場所ということ

文字数 1,028文字

 私は宗教もそれを信仰する人々や自然、ものなどとのつながりと関係性の相互作用によるひとつの場所だと考えている。
 その場所にあってこそ共有される真実の中には、場所にいない人にとって理解できないものもあるだろう。そのことを互いに認め合ったうえで、心の問題について助け合えることがあれば、それは望ましいことだろうと思う。
 ところが宗教によっては、その場所の境界がとてもかたかったり、他の場所を一方的に包み込んでしまうような勢いで、心の中を占めるように働くものがあるように思える。
 私はもう少し自由に自分の場所を積み重ね、柔軟に変化させながら、その場所場所を貫き通す私という存在を見出していきたいと思う。

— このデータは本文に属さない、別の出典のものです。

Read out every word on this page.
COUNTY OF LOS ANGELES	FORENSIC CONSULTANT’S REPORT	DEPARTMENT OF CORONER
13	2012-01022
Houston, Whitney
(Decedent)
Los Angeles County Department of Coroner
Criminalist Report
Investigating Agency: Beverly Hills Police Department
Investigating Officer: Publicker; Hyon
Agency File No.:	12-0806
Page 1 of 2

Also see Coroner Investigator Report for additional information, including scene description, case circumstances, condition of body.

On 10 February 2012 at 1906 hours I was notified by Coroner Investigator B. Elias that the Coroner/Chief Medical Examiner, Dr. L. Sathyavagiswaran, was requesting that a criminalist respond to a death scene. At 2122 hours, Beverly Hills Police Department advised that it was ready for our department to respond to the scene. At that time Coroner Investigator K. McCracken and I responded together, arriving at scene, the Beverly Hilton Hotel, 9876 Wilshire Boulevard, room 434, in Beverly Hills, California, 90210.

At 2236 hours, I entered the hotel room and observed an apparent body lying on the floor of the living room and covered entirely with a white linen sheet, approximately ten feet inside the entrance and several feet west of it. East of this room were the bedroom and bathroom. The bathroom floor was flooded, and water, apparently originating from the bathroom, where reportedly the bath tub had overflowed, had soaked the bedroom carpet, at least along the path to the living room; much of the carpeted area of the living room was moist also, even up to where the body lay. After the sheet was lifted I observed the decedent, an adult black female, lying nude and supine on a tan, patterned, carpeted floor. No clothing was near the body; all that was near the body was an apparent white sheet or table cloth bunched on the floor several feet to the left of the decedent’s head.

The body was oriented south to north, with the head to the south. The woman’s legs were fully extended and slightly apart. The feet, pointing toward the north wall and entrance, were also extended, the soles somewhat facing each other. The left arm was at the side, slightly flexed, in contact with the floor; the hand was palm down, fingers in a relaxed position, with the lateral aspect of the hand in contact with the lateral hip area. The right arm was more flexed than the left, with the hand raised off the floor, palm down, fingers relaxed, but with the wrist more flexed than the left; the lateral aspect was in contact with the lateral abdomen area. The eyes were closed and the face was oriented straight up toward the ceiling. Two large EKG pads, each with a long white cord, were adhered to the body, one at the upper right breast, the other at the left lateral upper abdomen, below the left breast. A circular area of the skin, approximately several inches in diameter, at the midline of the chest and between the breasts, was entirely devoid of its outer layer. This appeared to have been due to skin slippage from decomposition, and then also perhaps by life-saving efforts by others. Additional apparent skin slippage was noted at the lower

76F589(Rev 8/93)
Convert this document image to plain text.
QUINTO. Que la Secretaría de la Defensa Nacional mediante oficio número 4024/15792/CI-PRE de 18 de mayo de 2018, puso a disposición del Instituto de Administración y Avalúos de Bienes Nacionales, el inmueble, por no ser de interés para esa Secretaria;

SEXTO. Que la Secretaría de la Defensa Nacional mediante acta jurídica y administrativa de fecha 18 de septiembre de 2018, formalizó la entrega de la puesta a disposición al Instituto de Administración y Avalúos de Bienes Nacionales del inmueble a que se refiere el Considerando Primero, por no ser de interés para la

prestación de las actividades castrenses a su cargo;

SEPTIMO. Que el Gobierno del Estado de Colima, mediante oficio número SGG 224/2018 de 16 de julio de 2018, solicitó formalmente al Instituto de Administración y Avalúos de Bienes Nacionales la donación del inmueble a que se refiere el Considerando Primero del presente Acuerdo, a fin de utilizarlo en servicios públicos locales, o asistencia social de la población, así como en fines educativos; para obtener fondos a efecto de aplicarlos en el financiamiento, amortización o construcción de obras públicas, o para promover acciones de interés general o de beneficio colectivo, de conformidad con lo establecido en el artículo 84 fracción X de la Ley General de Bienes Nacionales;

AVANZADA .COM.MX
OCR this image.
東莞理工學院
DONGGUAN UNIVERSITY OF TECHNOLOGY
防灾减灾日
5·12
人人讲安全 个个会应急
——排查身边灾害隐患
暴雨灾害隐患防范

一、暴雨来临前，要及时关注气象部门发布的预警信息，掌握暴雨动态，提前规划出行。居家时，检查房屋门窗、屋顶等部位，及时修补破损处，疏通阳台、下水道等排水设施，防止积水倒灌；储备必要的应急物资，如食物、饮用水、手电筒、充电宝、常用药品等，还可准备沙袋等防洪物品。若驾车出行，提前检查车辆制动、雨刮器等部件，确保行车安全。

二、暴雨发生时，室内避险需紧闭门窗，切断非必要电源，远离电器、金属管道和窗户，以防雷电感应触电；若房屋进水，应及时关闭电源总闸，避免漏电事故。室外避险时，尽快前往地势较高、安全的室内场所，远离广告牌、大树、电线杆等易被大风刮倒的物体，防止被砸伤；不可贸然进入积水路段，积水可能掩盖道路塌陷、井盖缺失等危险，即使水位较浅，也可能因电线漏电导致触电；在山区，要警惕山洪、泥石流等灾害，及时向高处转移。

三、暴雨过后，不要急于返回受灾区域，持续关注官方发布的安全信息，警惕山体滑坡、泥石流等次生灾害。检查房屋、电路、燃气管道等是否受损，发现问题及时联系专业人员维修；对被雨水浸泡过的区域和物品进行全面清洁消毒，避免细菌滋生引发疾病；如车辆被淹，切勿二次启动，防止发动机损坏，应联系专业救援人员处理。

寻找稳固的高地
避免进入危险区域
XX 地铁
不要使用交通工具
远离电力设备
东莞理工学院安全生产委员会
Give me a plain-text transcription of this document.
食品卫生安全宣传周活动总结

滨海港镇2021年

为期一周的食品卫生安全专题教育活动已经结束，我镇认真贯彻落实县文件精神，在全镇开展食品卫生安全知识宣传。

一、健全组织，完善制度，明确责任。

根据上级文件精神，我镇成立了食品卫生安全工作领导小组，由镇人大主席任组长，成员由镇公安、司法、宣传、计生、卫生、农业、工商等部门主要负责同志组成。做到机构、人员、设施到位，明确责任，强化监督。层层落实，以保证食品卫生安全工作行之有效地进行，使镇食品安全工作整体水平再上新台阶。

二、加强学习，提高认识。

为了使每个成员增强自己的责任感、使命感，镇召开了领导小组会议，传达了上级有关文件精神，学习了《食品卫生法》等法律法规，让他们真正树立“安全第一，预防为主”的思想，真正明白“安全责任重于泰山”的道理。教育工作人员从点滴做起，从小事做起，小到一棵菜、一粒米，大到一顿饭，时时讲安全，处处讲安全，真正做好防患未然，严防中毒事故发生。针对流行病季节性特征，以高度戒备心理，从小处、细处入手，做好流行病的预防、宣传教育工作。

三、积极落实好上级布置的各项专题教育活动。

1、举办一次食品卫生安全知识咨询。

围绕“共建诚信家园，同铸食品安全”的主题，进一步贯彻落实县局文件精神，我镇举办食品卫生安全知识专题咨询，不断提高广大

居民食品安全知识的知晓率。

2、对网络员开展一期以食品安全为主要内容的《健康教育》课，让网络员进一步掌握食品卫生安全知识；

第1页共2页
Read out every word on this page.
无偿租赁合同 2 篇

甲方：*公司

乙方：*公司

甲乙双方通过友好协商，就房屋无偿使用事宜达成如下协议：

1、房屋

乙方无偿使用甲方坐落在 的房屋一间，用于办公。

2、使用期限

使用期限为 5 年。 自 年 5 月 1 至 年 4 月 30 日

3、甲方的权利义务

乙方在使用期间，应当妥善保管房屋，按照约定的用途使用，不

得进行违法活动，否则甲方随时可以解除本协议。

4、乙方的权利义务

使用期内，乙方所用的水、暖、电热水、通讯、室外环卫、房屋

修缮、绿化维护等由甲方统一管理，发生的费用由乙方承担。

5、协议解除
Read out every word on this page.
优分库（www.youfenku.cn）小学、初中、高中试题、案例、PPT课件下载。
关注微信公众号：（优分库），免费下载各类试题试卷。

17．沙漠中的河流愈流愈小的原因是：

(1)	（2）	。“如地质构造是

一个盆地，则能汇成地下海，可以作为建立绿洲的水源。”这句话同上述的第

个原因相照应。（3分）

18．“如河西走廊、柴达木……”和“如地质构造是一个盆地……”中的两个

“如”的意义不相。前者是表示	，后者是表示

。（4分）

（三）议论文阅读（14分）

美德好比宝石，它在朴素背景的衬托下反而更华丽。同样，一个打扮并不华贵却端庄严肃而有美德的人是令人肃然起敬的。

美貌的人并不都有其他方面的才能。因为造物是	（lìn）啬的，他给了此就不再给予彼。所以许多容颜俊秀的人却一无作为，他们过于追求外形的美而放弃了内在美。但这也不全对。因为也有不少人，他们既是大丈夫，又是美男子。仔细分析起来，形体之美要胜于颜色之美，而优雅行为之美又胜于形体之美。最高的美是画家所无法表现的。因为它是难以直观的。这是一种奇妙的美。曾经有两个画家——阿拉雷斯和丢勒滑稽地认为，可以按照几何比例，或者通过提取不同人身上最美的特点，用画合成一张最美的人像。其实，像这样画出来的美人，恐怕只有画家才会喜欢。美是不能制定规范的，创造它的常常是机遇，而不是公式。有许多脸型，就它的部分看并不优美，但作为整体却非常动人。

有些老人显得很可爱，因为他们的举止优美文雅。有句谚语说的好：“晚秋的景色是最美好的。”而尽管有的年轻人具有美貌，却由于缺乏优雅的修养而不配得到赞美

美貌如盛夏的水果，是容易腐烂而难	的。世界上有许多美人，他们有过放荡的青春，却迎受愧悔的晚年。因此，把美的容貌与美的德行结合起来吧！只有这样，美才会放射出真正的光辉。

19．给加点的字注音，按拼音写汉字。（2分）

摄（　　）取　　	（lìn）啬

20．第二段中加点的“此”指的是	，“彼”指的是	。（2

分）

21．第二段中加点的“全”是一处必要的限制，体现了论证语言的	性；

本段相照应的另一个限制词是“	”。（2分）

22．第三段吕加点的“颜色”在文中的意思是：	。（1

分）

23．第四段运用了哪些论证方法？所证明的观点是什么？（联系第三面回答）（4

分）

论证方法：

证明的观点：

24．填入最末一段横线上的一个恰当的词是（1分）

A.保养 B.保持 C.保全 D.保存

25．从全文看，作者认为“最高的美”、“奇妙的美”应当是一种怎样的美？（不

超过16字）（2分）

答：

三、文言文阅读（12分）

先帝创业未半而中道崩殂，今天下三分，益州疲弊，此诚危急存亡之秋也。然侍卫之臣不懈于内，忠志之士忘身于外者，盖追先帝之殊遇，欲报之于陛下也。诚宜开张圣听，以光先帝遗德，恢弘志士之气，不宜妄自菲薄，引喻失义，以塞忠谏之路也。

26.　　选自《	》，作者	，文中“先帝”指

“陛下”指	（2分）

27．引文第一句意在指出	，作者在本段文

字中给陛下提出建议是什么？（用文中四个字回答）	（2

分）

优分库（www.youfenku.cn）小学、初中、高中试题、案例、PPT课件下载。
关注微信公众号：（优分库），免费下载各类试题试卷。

 我が家には母の仏壇があり、少し離れたところに墓もある。法要は母が亡くなったときの縁で臨済宗の和尚にお願いし、三十三回忌を越えたいまも臨済宗の寺にお願いしている。
 母が亡くなってから一年間は毎日いくつかのお経を唱え続け、いまでも母の法要などでは唱えている。意味はよく分かっていないが、いくつか心に残る言葉を見い出すこともある。
 最初にお世話になった和尚が法事を終えて、妻が用意した饅頭とお茶を前にしたとき、「饅頭にも仏様がいます。感謝して食べましょう」と言った。
 私はその言葉が奇異に思えた。仏様がいると信じているのに食べるとはどういうことなのか。その後僧侶は亡くなり意味を聞く機会も失ったが、いまではそれは場所のことを言っていたのではないかと思っている。
 饅頭ひとつであってもさまざまなつながりと関係性があってはじめて生まれるもので、そのつながりと関係性の相互作用によって生まれている力の総体を、仏様と抽象的に表現したのではなかったか。

 私に信仰心はない。ただ、仏教という場所には(やわ)らかさがあるように感じている。
 この和らかさが国土に引き継がれてきた文化の和らかさや曖昧さにもつながっているように思える。そして、場所という考えにもつながっているようにも思えてくる。

 最初に語ったように、私は生前の原野さんをまったく知らない。
 遺族の方や原野さんを知る親しい方には不愉快な話もあったかもしれない。
 私が語ってきた原野さんは、もちろん私の場所にある私の原野さん像だ。
 せめて原野さんの日記やメモに触れることができて、原野さんとの対話を深めることができれば、もう少し原野さんの実像に近づくことができ、思いを一つにして平和への祈りを捧げることができるのかも知れない。